When your children purchase lunch from school cafeteria or vending machines, parents should encourage them to make healthier choices. When selecting items for lunch, emphasize lean proteins, fruit and vegetables as well as whole grains. If a salad bar is available at school, this could be an ideal opportunity for kids to create their own salad using vegetables, lean protein and fruit.
If you have a packed day with your family planned, be sure to pack healthy snacks in a small cooler or tote bag before leaving. Think water, fresh fruit and veggies as well as low-fat cheese sticks. Additionally, pack small portions of unsalted nuts, whole-grain crackers or low-sugar cereal.
Fast-food restaurants can be a challenge, but sometimes they’re your only option. To make healthier food and beverage selections at restaurants, use the menu labels and information about calories and other nutrients to guide you toward healthier options like salads instead of fries, or grilling options instead of deep-frying.
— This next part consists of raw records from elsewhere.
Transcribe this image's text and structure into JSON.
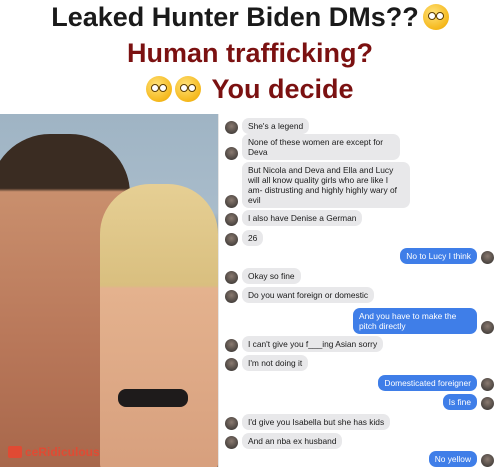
{
  "header": {
    "headline": "Leaked Hunter Biden DMs??",
    "line2": "Human trafficking?",
    "line3": "You decide"
  },
  "icons": {
    "headline_emoji": "flushed-face-emoji",
    "thinking_emoji": "thinking-face-emoji",
    "monocle_emoji": "monocle-face-emoji"
  },
  "watermark": {
    "text": "ceRidiculous"
  },
  "messages": [
    {
      "dir": "in",
      "text": "She's a legend"
    },
    {
      "dir": "in",
      "text": "None of these women are except for Deva"
    },
    {
      "dir": "in",
      "text": "But Nicola and Deva and Ella and Lucy will all know quality girls who are like I am- distrusting and highly highly wary of evil"
    },
    {
      "dir": "in",
      "text": "I also have Denise a German"
    },
    {
      "dir": "in",
      "text": "26"
    },
    {
      "dir": "out",
      "text": "No to Lucy I think"
    },
    {
      "dir": "in",
      "text": "Okay so fine"
    },
    {
      "dir": "in",
      "text": "Do you want foreign or domestic"
    },
    {
      "dir": "out",
      "text": "And you have to make the pitch directly"
    },
    {
      "dir": "in",
      "text": "I can't give you f___ing Asian sorry"
    },
    {
      "dir": "in",
      "text": "I'm not doing it"
    },
    {
      "dir": "out",
      "text": "Domesticated foreigner"
    },
    {
      "dir": "out",
      "text": "Is fine"
    },
    {
      "dir": "in",
      "text": "I'd give you Isabella but she has kids"
    },
    {
      "dir": "in",
      "text": "And an nba ex husband"
    },
    {
      "dir": "out",
      "text": "No yellow"
    }
  ],
  "colors": {
    "headline": "#1a1a1a",
    "subline": "#7b1111",
    "incoming_bubble": "#e8e8ea",
    "outgoing_bubble": "#3f7ee8",
    "watermark": "#e14a33"
  }
}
When grocery shopping, the Nutrition Facts label is an invaluable tool to help you compare foods and drinks. It can confirm if products marked “healthy” really are. For instance, “low-fat” foods may not necessarily be healthy; they could actually be packed full of sugar and calories. Use the Nutrition Facts label as a way to limit certain nutrients like sodium or added sugar, while still getting enough of essential minerals like calcium and iron. When reading food labels, start at the top by looking at serving size. Next, pay attention to calorie count and then move onto nutrients where it lists both amount and recommended daily values.
Be mindful that what may appear to be one serving can actually contain multiple portions. For instance, if a bag of chips contains three servings but the label says one portion, multiply all the numbers on the label by three to calculate how many calories were consumed.
Maintaining a healthy lifestyle is essential for building up our immune systems and avoiding disease. Eating nutritiously throughout the day helps you feel full and energetic; on the contrary, unhealthy foods tend to be high in sodium, sugar, and saturated fats (bad fats), which can sap away energy reserves.